Callahan Award spotlights ultimate’s top college players each season
The Callahan Award is ultimate’s cleanest way to say a college player owned the season. USA Ultimate calls it one of the sport’s most prestigious individual honors, and the label fits because this is not just a best-statline trophy. It recognizes the top player in the college division, but the standard reaches well past throwing numbers and highlight reels.
What the Callahan Award measures
The award was founded by Charles Kerr in 1996 and named for Henry Callahan, an ultimate player and one of the sport’s original organizers. USA Ultimate’s archive marks 1996 as the first year of the Callahan Award, which means the honor has been tracking college greatness for three decades and counting.

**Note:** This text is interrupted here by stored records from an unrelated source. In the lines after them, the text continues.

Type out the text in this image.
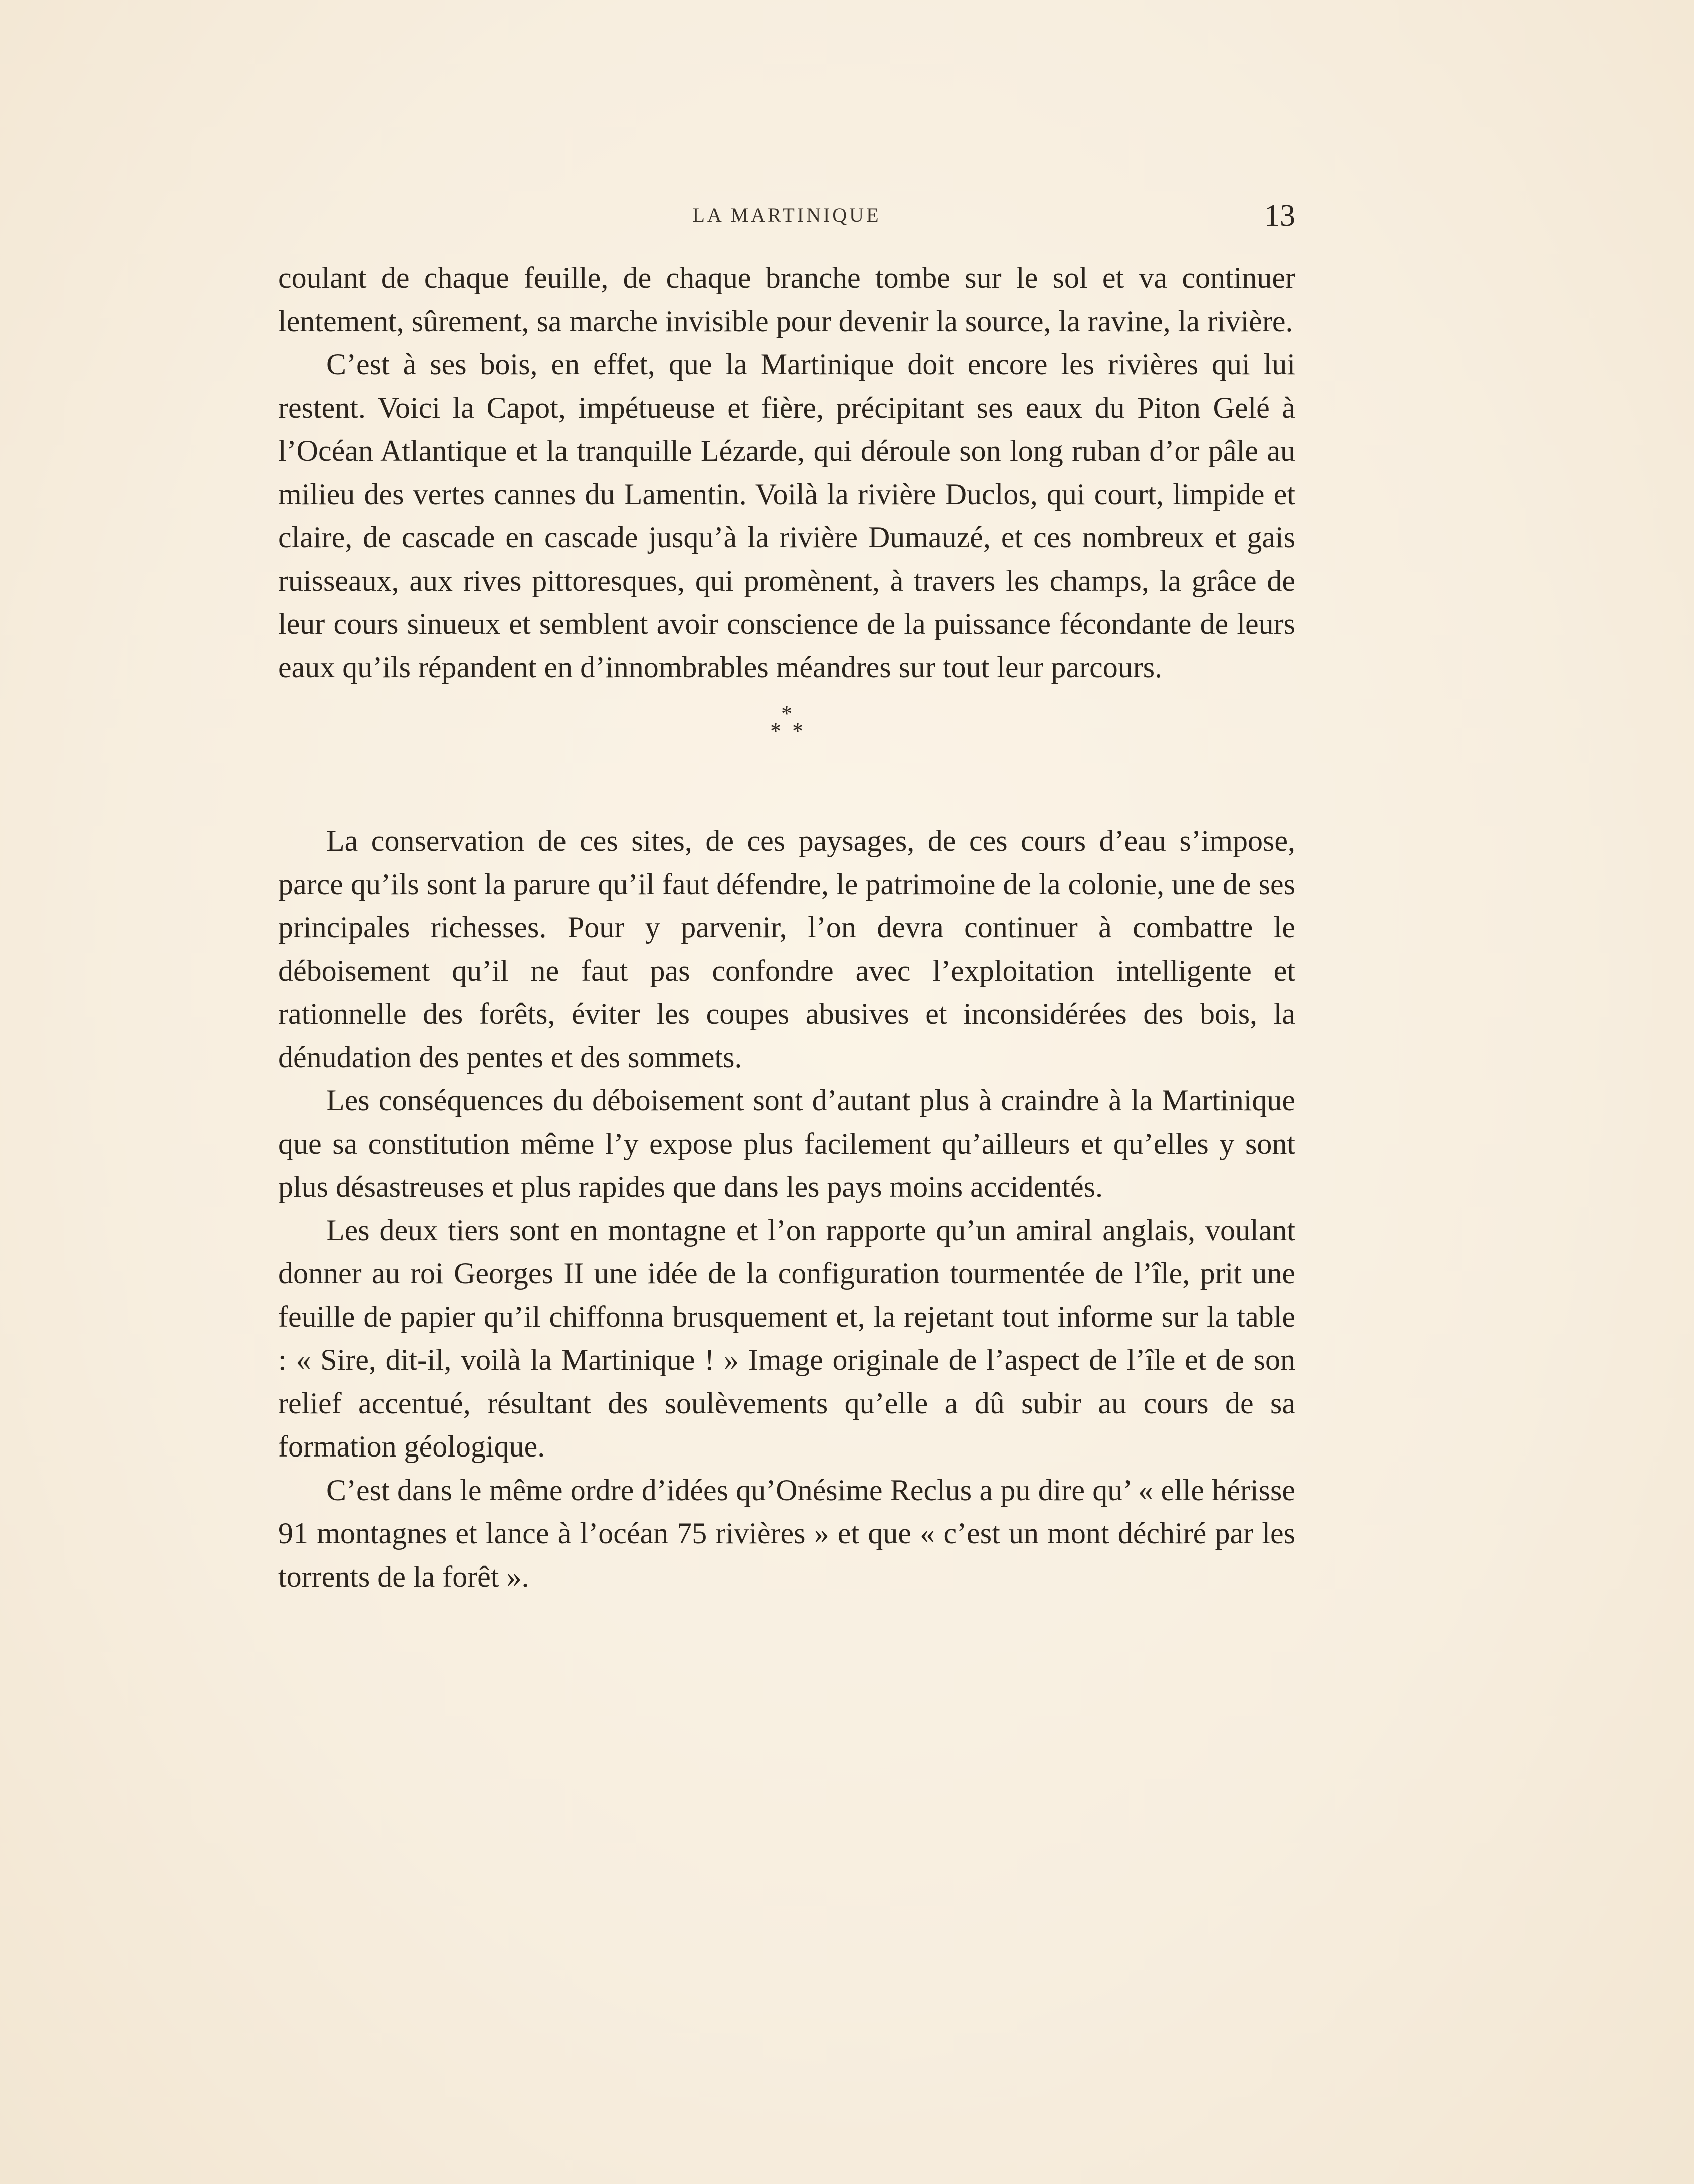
LA MARTINIQUE	13

coulant de chaque feuille, de chaque branche tombe sur le sol et va continuer lentement, sûrement, sa marche invisible pour devenir la source, la ravine, la rivière.

C’est à ses bois, en effet, que la Martinique doit encore les rivières qui lui restent. Voici la Capot, impétueuse et fière, précipitant ses eaux du Piton Gelé à l’Océan Atlantique et la tranquille Lézarde, qui déroule son long ruban d’or pâle au milieu des vertes cannes du Lamentin. Voilà la rivière Duclos, qui court, limpide et claire, de cascade en cascade jusqu’à la rivière Dumauzé, et ces nombreux et gais ruisseaux, aux rives pittoresques, qui promènent, à travers les champs, la grâce de leur cours sinueux et semblent avoir conscience de la puissance fécondante de leurs eaux qu’ils répandent en d’innombrables méandres sur tout leur parcours.

*
* *

La conservation de ces sites, de ces paysages, de ces cours d’eau s’impose, parce qu’ils sont la parure qu’il faut défendre, le patrimoine de la colonie, une de ses principales richesses. Pour y parvenir, l’on devra continuer à combattre le déboisement qu’il ne faut pas confondre avec l’exploitation intelligente et rationnelle des forêts, éviter les coupes abusives et inconsidérées des bois, la dénudation des pentes et des sommets.

Les conséquences du déboisement sont d’autant plus à craindre à la Martinique que sa constitution même l’y expose plus facilement qu’ailleurs et qu’elles y sont plus désastreuses et plus rapides que dans les pays moins accidentés.

Les deux tiers sont en montagne et l’on rapporte qu’un amiral anglais, voulant donner au roi Georges II une idée de la configuration tourmentée de l’île, prit une feuille de papier qu’il chiffonna brusquement et, la rejetant tout informe sur la table : « Sire, dit-il, voilà la Martinique ! » Image originale de l’aspect de l’île et de son relief accentué, résultant des soulèvements qu’elle a dû subir au cours de sa formation géologique.

C’est dans le même ordre d’idées qu’Onésime Reclus a pu dire qu’ « elle hérisse 91 montagnes et lance à l’océan 75 rivières » et que « c’est un mont déchiré par les torrents de la forêt ».
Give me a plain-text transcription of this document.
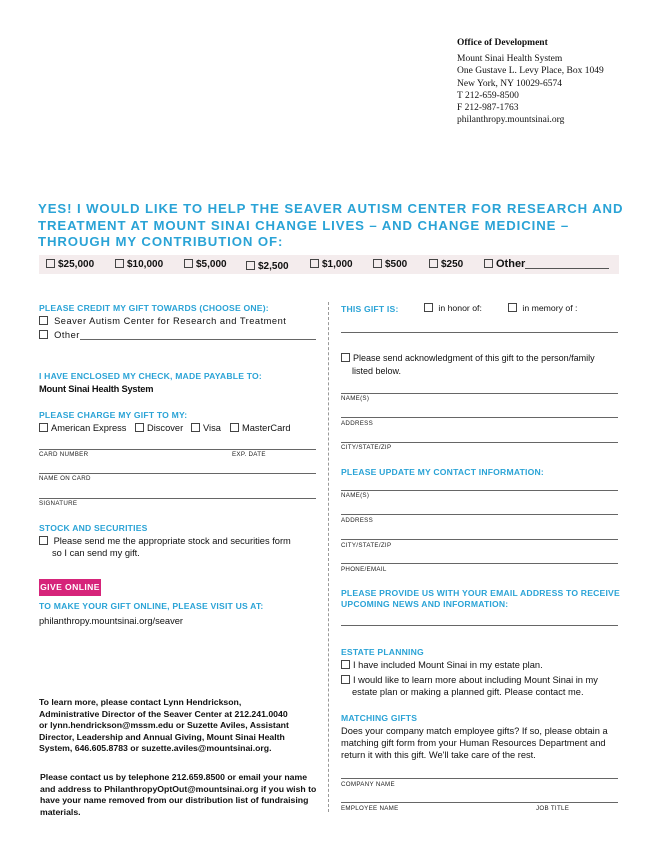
Office of Development
Mount Sinai Health System
One Gustave L. Levy Place, Box 1049
New York, NY 10029-6574
T 212-659-8500
F 212-987-1763
philanthropy.mountsinai.org
YES! I WOULD LIKE TO HELP THE SEAVER AUTISM CENTER FOR RESEARCH AND TREATMENT AT MOUNT SINAI CHANGE LIVES – AND CHANGE MEDICINE – THROUGH MY CONTRIBUTION OF:
$25,000	$10,000	$5,000	$2,500	$1,000	$500	$250	Other
PLEASE CREDIT MY GIFT TOWARDS (CHOOSE ONE):
Seaver Autism Center for Research and Treatment
Other
I HAVE ENCLOSED MY CHECK, MADE PAYABLE TO:
Mount Sinai Health System
PLEASE CHARGE MY GIFT TO MY:
American Express	Discover	Visa	MasterCard
CARD NUMBER	EXP. DATE
NAME ON CARD
SIGNATURE
STOCK AND SECURITIES
Please send me the appropriate stock and securities form
so I can send my gift.
GIVE ONLINE
TO MAKE YOUR GIFT ONLINE, PLEASE VISIT US AT:
philanthropy.mountsinai.org/seaver
To learn more, please contact Lynn Hendrickson, Administrative Director of the Seaver Center at 212.241.0040 or lynn.hendrickson@mssm.edu or Suzette Aviles, Assistant Director, Leadership and Annual Giving, Mount Sinai Health System, 646.605.8783 or suzette.aviles@mountsinai.org.
Please contact us by telephone 212.659.8500 or email your name and address to PhilanthropyOptOut@mountsinai.org if you wish to have your name removed from our distribution list of fundraising materials.
THIS GIFT IS:	in honor of:	in memory of :
Please send acknowledgment of this gift to the person/family
listed below.
NAME(S)
ADDRESS
CITY/STATE/ZIP
PLEASE UPDATE MY CONTACT INFORMATION:
NAME(S)
ADDRESS
CITY/STATE/ZIP
PHONE/EMAIL
PLEASE PROVIDE US WITH YOUR EMAIL ADDRESS TO RECEIVE
UPCOMING NEWS AND INFORMATION:
ESTATE PLANNING
I have included Mount Sinai in my estate plan.
I would like to learn more about including Mount Sinai in my
estate plan or making a planned gift. Please contact me.
MATCHING GIFTS
Does your company match employee gifts? If so, please obtain a matching gift form from your Human Resources Department and return it with this gift. We'll take care of the rest.
COMPANY NAME
EMPLOYEE NAME	JOB TITLE
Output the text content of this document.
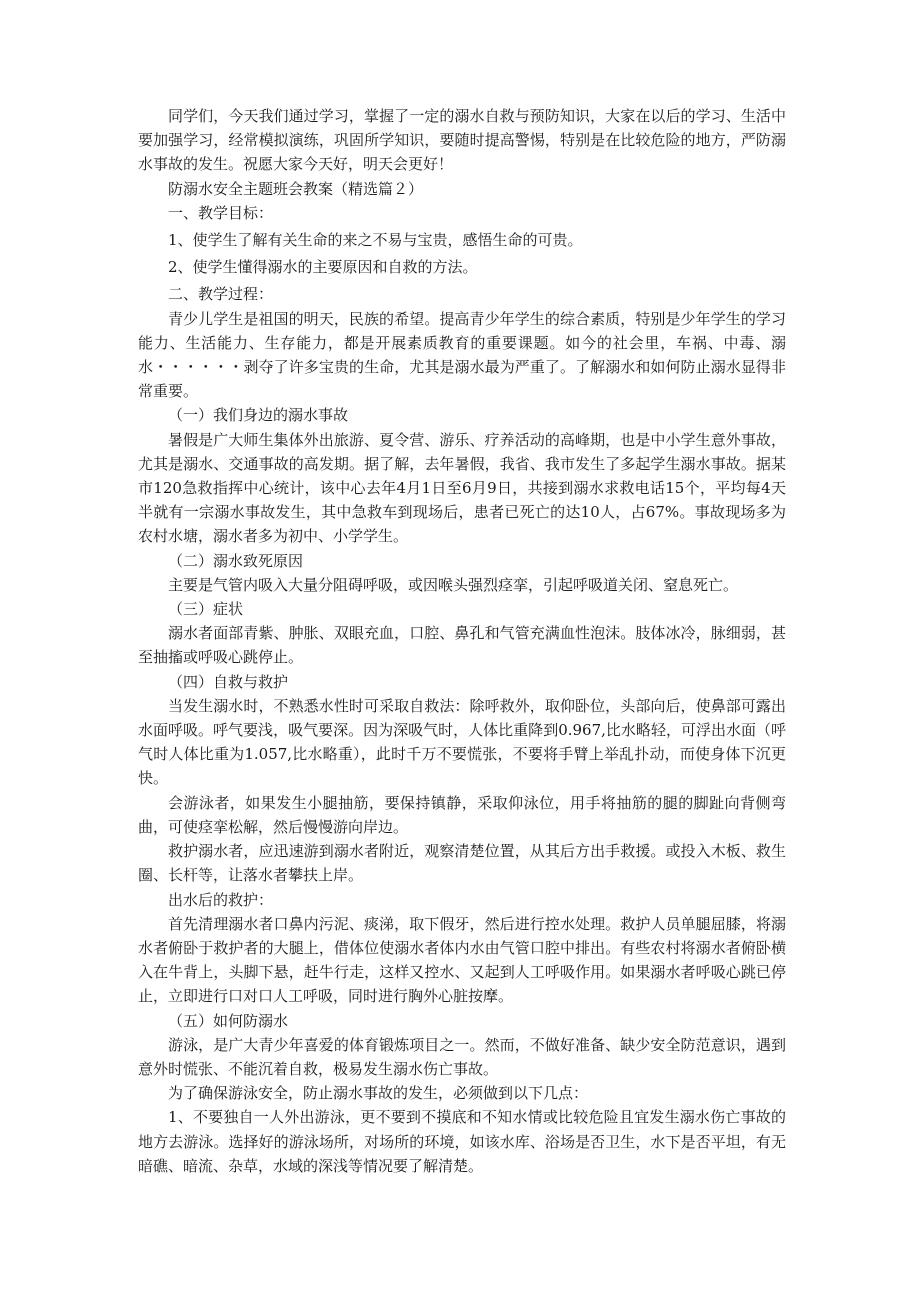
同学们，今天我们通过学习，掌握了一定的溺水自救与预防知识，大家在以后的学习、生活中要加强学习，经常模拟演练，巩固所学知识，要随时提高警惕，特别是在比较危险的地方，严防溺水事故的发生。祝愿大家今天好，明天会更好！

防溺水安全主题班会教案（精选篇２）

一、教学目标：

1、使学生了解有关生命的来之不易与宝贵，感悟生命的可贵。

2、使学生懂得溺水的主要原因和自救的方法。

二、教学过程：

青少儿学生是祖国的明天，民族的希望。提高青少年学生的综合素质，特别是少年学生的学习能力、生活能力、生存能力，都是开展素质教育的重要课题。如今的社会里，车祸、中毒、溺水・・・・・・剥夺了许多宝贵的生命，尤其是溺水最为严重了。了解溺水和如何防止溺水显得非常重要。

（一）我们身边的溺水事故

暑假是广大师生集体外出旅游、夏令营、游乐、疗养活动的高峰期，也是中小学生意外事故，尤其是溺水、交通事故的高发期。据了解，去年暑假，我省、我市发生了多起学生溺水事故。据某市120急救指挥中心统计，该中心去年4月1日至6月9日，共接到溺水求救电话15个，平均每4天半就有一宗溺水事故发生，其中急救车到现场后，患者已死亡的达10人，占67%。事故现场多为农村水塘，溺水者多为初中、小学学生。

（二）溺水致死原因

主要是气管内吸入大量分阻碍呼吸，或因喉头强烈痉挛，引起呼吸道关闭、窒息死亡。

（三）症状

溺水者面部青紫、肿胀、双眼充血，口腔、鼻孔和气管充满血性泡沫。肢体冰冷，脉细弱，甚至抽搐或呼吸心跳停止。

（四）自救与救护

当发生溺水时，不熟悉水性时可采取自救法：除呼救外，取仰卧位，头部向后，使鼻部可露出水面呼吸。呼气要浅，吸气要深。因为深吸气时，人体比重降到0.967,比水略轻，可浮出水面（呼气时人体比重为1.057,比水略重），此时千万不要慌张，不要将手臂上举乱扑动，而使身体下沉更快。

会游泳者，如果发生小腿抽筋，要保持镇静，采取仰泳位，用手将抽筋的腿的脚趾向背侧弯曲，可使痉挛松解，然后慢慢游向岸边。

救护溺水者，应迅速游到溺水者附近，观察清楚位置，从其后方出手救援。或投入木板、救生圈、长杆等，让落水者攀扶上岸。

出水后的救护：

首先清理溺水者口鼻内污泥、痰涕，取下假牙，然后进行控水处理。救护人员单腿屈膝，将溺水者俯卧于救护者的大腿上，借体位使溺水者体内水由气管口腔中排出。有些农村将溺水者俯卧横入在牛背上，头脚下悬，赶牛行走，这样又控水、又起到人工呼吸作用。如果溺水者呼吸心跳已停止，立即进行口对口人工呼吸，同时进行胸外心脏按摩。

（五）如何防溺水

游泳，是广大青少年喜爱的体育锻炼项目之一。然而，不做好准备、缺少安全防范意识，遇到意外时慌张、不能沉着自救，极易发生溺水伤亡事故。

为了确保游泳安全，防止溺水事故的发生，必须做到以下几点：

1、不要独自一人外出游泳，更不要到不摸底和不知水情或比较危险且宜发生溺水伤亡事故的地方去游泳。选择好的游泳场所，对场所的环境，如该水库、浴场是否卫生，水下是否平坦，有无暗礁、暗流、杂草，水域的深浅等情况要了解清楚。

That history matters because the award has grown into a yearly checkpoint for what elite ultimate looks like when the sport is at its sharpest.
USA Ultimate’s own criteria show why the Callahan carries more weight than a simple MVP label. Nominees are judged on superior skill and athleticism, but also on sportsmanship, leadership and dedication to the sport. In a game where self-officiation and team culture are baked into the identity of the sport, that broader standard is not window dressing. It is the point.
Why it feels bigger than a box score

Ultimate has never been a sport that treats dominance as purely numerical. The Callahan rewards players who can take over a game, but it also rewards the players teammates trust to set the tone when the points get tight and the margins disappear. That blend of production and presence is why the award can define a player’s legacy even if the championship bracket breaks a different way.
USA Ultimate presents the Callahan in both the men’s and women’s college divisions, which keeps the honor at the center of the sport’s highest level of collegiate play. The award signals who ran the best season, but it also signals who represented the sport the right way while doing it. That distinction is exactly why the Callahan has become ultimate’s version of a college MVP with a wider lens.
The trophy also leaves a long shadow. USA Ultimate’s 2019 coverage framed Callahan winners as additions to a line of college division MVPs that includes many of the sport’s most prolific names. That is how the award works in practice: it does not just measure one spring, it helps place a player inside the sport’s larger memory.
How the selection process works
The Callahan is not handed out by accident or by a loose panel in a back room. USA Ultimate’s current process runs through team or regional-director nominations, then an active-player voting window before the winners are announced live at the Division I National College Championships. That structure gives the award a rare kind of legitimacy inside the college game, because the players themselves are part of the vote.

In 2026, nominations opened March 31 and closed May 1. Voting ran from May 5 through May 12 and was open to active college division players through their member account page. That timeline turns the award into an annual rhythm rather than a one-off announcement: the field is narrowed, the vote opens, and the finalists are judged in the middle of championship season, not after the sport has moved on.
The live reveal matters too. The 2026 winners were announced on May 24 during semifinal play at the Division I College Championships in Rockford, Illinois. That setting gives the Callahan a stage worthy of its status. This is not a quiet offseason honor. It is folded directly into the weekend when the best teams and best players are already under the brightest light.
The 2026 winners and what they say about the award
British Columbia’s Mika Kurahashi and Colorado’s Zeke Thoreson won the 2026 Callahan Award. Kurahashi’s win was a first for the University of British Columbia, and it made him the first Callahan winner from any Canadian school. That is more than a footnote. It shows the award can capture a historical first, not just another excellent season from a familiar powerhouse.
The 2026 class also underscores how quickly the award resets. In 2025, the Callahan recipients were Dexter Clyburn of California and Laura Blume of UC Santa Barbara. One year later, the names changed, the schools changed, and the sport’s top-line standard changed with them. That churn is part of the appeal: the Callahan is not a lifetime achievement nod. It is a fresh verdict on who owned college ultimate right now.

Why the award still matters after the college season ends
The Callahan’s real value shows up after graduation. Players who win it are often the ones who keep shaping elite club teams, national-team pipelines and the identity of powerhouse programs for years. The award works as a marker of what a player already did, but it also hints at what comes next.
USA Ultimate’s institutional weight adds to that signal. The organization is the national governing body for ultimate in the United States and a member of the U.S. Olympic & Paralympic Committee, so when it stamps a player as the top college talent, the honor carries the sport’s official authority. That is why the Callahan lands differently than a typical postseason trophy.
If you want one award that explains how college ultimate values talent, leadership and competitive character at the same time, this is it. The Callahan does not just name the best player of the season. It names the player who best embodied what the sport says it wants to be.